The San Diego Area is fortunate to have the long established and highly successful partnership between DEA and local and state law enforcement agencies known as the San Diego Integrated Narcotic Task Force, also locally known as the NTF. Numerous local and state law enforcement officers assigned to the NTF are cross sworn as DEA Agents and work under DEA guidelines in a coordinated effort to fight drug trafficking crime in the San Diego area. San Diego currently has 67 DEA and NTF Agents who have been formally trained and equipped by DEA to respond to and investigate clandestine drug labs in our area.
It has long been established that in addition to marijuana, methamphetamine is the drug of choice by the majority of San Diego's drug users. Consequently, a significant percentage of the investigative and operational effort by DEA and NTF in San Diego has been targeted toward methamphetamine production and manufacturing. During 1999, DEA and NTF San Diego have initiated 357 investigations targeted directly at major methamphetamine and chemical traffickers. Many of those investigations are on going. Thus far, those investigations have resulted in the arrests of 567 defendants for chemical and methamphetamine trafficking and production violations.
DEA has also continued it's long history of coordinating with authorities in other countries to disrupt drug trafficking from those countries into the United States. In two recent methamphetamine manufacturing and trafficking investigations initiated by DEA San Diego, detailed information was developed on the locations of two "super labs" in Mexico. Information provided by DEA enabled Mexican Federal Authorities to seize both clandestine methamphetamine labs.

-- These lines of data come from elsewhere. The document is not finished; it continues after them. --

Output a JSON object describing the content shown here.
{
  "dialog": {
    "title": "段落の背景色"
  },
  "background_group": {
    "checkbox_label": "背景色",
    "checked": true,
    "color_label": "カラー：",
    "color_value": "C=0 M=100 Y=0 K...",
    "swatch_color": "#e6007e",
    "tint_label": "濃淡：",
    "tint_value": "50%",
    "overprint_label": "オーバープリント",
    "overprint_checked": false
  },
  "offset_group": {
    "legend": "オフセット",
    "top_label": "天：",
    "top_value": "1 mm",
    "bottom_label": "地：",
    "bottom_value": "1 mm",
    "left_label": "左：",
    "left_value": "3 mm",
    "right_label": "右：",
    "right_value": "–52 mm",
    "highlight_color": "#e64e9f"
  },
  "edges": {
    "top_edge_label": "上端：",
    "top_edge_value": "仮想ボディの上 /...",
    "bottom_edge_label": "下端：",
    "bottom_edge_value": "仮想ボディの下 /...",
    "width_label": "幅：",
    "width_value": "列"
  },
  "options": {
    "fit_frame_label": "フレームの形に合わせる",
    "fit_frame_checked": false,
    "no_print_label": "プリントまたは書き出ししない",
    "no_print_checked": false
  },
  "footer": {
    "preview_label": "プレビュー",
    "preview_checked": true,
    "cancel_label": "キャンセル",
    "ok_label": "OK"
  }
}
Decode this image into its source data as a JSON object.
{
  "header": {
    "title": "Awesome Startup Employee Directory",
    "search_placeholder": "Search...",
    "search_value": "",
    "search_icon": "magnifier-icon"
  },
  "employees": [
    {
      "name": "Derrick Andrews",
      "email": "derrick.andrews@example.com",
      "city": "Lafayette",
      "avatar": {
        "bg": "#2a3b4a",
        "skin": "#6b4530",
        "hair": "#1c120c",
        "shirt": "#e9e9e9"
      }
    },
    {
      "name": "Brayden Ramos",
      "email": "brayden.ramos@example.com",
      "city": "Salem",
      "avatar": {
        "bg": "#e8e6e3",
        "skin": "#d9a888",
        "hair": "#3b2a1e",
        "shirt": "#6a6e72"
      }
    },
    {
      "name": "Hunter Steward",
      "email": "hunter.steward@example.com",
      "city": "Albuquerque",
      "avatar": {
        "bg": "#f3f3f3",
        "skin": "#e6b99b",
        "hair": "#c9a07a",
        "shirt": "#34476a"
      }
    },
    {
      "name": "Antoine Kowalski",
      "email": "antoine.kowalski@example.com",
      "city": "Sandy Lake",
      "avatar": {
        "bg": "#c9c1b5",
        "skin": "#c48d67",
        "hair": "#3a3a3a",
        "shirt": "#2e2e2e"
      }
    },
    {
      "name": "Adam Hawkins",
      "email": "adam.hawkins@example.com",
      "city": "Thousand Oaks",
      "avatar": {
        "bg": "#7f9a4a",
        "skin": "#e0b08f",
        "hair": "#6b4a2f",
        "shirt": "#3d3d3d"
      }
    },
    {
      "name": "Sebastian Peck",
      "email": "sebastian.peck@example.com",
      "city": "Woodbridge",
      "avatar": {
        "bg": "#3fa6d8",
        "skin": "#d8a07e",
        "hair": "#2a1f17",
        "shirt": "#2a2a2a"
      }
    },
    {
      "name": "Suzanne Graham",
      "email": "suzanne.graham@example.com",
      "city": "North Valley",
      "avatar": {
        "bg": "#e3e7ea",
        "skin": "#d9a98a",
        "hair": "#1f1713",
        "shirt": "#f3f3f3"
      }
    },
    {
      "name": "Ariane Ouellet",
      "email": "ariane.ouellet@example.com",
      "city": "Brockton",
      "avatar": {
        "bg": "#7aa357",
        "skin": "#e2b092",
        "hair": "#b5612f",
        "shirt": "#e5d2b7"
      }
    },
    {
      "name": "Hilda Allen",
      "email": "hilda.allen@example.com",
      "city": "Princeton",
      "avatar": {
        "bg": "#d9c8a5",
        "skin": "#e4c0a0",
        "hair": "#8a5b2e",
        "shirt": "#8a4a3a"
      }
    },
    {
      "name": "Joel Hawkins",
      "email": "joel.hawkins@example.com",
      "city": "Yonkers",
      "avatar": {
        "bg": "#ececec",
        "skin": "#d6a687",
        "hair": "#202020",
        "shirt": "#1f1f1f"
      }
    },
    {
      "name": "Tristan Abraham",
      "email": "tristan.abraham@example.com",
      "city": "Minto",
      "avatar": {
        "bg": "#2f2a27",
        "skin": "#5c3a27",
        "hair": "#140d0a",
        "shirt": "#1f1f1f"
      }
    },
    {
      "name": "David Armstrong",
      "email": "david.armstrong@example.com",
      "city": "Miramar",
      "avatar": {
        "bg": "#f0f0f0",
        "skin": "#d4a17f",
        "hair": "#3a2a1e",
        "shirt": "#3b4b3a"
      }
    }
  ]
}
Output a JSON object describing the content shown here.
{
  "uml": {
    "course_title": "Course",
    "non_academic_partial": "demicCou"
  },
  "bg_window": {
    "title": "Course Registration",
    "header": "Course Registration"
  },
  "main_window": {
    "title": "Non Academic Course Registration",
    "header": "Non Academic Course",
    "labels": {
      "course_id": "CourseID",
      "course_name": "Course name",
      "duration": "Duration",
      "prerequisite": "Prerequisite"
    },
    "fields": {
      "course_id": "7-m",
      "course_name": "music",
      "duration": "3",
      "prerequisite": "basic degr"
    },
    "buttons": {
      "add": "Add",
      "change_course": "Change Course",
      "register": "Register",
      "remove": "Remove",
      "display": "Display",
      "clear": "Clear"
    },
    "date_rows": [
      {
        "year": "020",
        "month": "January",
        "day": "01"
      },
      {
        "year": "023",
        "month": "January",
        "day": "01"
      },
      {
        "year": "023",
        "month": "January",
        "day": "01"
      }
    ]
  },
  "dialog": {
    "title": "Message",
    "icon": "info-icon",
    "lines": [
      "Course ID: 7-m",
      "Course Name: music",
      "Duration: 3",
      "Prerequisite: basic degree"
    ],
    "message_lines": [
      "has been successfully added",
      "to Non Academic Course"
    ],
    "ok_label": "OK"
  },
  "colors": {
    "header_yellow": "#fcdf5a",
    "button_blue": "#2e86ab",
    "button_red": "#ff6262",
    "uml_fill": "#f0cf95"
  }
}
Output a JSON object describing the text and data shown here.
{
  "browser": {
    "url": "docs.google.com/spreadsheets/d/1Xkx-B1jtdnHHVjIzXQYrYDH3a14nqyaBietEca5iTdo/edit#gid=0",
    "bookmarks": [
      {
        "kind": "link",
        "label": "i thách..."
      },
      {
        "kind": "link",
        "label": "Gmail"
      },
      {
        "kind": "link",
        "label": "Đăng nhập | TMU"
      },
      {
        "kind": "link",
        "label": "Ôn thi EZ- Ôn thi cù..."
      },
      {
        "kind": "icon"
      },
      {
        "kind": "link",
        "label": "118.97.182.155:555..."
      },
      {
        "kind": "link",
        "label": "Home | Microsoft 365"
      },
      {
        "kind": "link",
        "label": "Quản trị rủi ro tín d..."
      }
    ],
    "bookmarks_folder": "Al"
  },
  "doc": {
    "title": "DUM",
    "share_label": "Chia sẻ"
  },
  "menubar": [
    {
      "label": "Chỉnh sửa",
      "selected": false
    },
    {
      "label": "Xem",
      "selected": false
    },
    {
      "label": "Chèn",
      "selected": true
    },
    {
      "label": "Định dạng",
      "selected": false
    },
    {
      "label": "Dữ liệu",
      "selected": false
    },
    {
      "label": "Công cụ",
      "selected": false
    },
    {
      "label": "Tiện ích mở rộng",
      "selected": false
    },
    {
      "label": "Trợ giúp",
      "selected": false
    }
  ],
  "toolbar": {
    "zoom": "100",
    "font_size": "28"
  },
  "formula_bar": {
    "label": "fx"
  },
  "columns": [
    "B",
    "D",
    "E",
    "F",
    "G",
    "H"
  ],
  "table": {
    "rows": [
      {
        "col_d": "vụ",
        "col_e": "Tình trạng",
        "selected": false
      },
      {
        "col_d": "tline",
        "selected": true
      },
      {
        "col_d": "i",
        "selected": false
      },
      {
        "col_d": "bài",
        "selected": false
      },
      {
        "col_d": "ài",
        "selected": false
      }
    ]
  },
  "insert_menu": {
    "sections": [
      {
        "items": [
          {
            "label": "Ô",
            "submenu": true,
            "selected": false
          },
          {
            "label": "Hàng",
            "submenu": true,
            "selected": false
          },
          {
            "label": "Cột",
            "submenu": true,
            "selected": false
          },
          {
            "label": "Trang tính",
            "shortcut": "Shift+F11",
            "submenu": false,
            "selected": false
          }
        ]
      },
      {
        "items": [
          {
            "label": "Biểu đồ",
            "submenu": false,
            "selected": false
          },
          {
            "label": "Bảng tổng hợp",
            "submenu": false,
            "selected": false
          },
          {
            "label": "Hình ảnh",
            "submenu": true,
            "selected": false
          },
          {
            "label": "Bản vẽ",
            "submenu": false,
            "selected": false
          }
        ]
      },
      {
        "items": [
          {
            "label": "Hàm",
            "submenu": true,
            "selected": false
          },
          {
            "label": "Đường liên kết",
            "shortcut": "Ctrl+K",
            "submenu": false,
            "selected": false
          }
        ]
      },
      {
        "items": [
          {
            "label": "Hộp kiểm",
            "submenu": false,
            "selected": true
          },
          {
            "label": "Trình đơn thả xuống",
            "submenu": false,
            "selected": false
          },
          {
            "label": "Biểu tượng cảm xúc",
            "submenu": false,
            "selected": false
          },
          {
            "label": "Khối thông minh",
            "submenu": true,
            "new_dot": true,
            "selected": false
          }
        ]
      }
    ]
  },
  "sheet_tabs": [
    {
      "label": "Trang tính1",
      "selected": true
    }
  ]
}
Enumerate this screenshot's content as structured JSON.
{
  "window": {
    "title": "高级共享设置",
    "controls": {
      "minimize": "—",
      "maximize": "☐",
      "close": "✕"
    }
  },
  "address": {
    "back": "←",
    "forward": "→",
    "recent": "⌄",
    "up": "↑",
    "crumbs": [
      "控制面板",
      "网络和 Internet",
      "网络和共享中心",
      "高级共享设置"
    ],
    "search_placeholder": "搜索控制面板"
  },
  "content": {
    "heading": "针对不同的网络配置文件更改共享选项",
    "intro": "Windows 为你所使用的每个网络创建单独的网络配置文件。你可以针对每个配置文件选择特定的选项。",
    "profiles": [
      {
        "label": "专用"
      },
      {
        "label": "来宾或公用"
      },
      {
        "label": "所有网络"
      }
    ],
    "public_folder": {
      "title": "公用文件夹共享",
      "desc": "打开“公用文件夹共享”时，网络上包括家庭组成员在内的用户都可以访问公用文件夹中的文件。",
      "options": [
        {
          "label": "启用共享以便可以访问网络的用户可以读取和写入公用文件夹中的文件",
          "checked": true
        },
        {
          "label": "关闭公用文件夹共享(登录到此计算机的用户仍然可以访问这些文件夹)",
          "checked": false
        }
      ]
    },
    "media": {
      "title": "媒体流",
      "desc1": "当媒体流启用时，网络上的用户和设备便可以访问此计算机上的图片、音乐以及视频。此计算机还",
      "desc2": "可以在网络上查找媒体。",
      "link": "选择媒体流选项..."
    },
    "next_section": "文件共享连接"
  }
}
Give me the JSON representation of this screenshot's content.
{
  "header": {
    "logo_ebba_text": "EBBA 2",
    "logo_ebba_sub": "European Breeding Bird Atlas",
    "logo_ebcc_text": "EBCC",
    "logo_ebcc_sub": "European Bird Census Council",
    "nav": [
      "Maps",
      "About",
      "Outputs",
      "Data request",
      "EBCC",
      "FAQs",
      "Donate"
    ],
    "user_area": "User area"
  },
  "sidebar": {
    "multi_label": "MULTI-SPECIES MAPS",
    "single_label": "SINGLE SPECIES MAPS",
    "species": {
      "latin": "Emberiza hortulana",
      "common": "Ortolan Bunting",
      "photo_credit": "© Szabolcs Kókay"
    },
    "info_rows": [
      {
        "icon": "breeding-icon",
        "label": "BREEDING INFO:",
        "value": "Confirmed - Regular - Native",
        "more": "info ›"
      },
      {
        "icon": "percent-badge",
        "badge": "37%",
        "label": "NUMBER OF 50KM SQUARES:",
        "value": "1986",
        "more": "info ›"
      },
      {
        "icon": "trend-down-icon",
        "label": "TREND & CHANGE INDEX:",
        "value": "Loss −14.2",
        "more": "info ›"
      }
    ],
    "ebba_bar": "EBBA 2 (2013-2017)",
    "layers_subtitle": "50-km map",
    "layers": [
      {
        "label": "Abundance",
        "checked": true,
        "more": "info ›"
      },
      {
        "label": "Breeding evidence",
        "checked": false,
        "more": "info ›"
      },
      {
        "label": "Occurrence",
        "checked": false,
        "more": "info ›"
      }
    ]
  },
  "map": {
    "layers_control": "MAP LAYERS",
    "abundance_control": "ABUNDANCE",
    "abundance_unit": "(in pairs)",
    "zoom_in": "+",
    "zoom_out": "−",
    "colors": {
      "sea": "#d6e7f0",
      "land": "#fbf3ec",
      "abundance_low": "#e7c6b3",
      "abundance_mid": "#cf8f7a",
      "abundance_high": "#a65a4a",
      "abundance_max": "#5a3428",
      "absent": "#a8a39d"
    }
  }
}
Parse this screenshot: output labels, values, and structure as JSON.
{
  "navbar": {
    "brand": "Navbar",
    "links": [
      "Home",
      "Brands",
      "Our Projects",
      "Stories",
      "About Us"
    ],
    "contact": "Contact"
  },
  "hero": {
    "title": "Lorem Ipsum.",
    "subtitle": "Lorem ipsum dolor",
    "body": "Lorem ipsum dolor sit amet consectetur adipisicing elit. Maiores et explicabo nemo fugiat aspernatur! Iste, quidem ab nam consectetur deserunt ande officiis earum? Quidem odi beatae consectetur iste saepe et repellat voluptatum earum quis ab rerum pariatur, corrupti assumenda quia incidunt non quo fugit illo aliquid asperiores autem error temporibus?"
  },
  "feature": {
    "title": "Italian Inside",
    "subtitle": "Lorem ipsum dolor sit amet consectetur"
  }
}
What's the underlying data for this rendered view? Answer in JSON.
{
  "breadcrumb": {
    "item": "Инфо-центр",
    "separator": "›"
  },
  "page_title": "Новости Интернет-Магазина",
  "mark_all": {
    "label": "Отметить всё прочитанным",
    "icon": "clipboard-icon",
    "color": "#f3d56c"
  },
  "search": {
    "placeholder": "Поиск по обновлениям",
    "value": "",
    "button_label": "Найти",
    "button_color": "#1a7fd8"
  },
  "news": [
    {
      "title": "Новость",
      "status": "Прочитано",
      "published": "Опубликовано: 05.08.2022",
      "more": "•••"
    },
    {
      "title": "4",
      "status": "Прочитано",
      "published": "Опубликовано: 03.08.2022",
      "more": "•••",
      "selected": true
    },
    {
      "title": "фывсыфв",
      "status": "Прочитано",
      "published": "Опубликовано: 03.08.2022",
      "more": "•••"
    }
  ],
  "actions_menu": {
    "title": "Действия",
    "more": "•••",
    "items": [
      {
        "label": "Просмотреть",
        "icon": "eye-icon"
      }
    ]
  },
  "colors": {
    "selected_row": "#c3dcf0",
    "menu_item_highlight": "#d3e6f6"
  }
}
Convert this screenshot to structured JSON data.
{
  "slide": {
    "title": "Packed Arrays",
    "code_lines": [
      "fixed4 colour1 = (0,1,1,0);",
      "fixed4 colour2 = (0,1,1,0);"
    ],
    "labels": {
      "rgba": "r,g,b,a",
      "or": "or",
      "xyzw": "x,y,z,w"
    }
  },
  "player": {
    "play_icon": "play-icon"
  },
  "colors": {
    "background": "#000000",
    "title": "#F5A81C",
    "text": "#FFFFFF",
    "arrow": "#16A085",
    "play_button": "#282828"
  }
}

Methamphetamine, as well as other controlled substances, which are produced in clandestine laboratories, are an increasing threat to the security of the citizens of San Diego and our nation. Such clandestine laboratories also provide a serious threat to the law enforcement personnel who have to seize and neutralize them. As the number of clandestine drug laboratories operated by both international criminal organizations and small, independent groups continues to escalate, so does the threat to our law enforcement personnel and our society. I can assure you that DEA will continue to promote cooperative investigative efforts with our brothers and sisters in state and local law enforcement; and continue to coordinate with the drug law enforcement agencies of other countries, to address this dangerous problem. I thank you for this opportunity to address the Subcommittee and I look forward to taking any questions you may have on this important issue.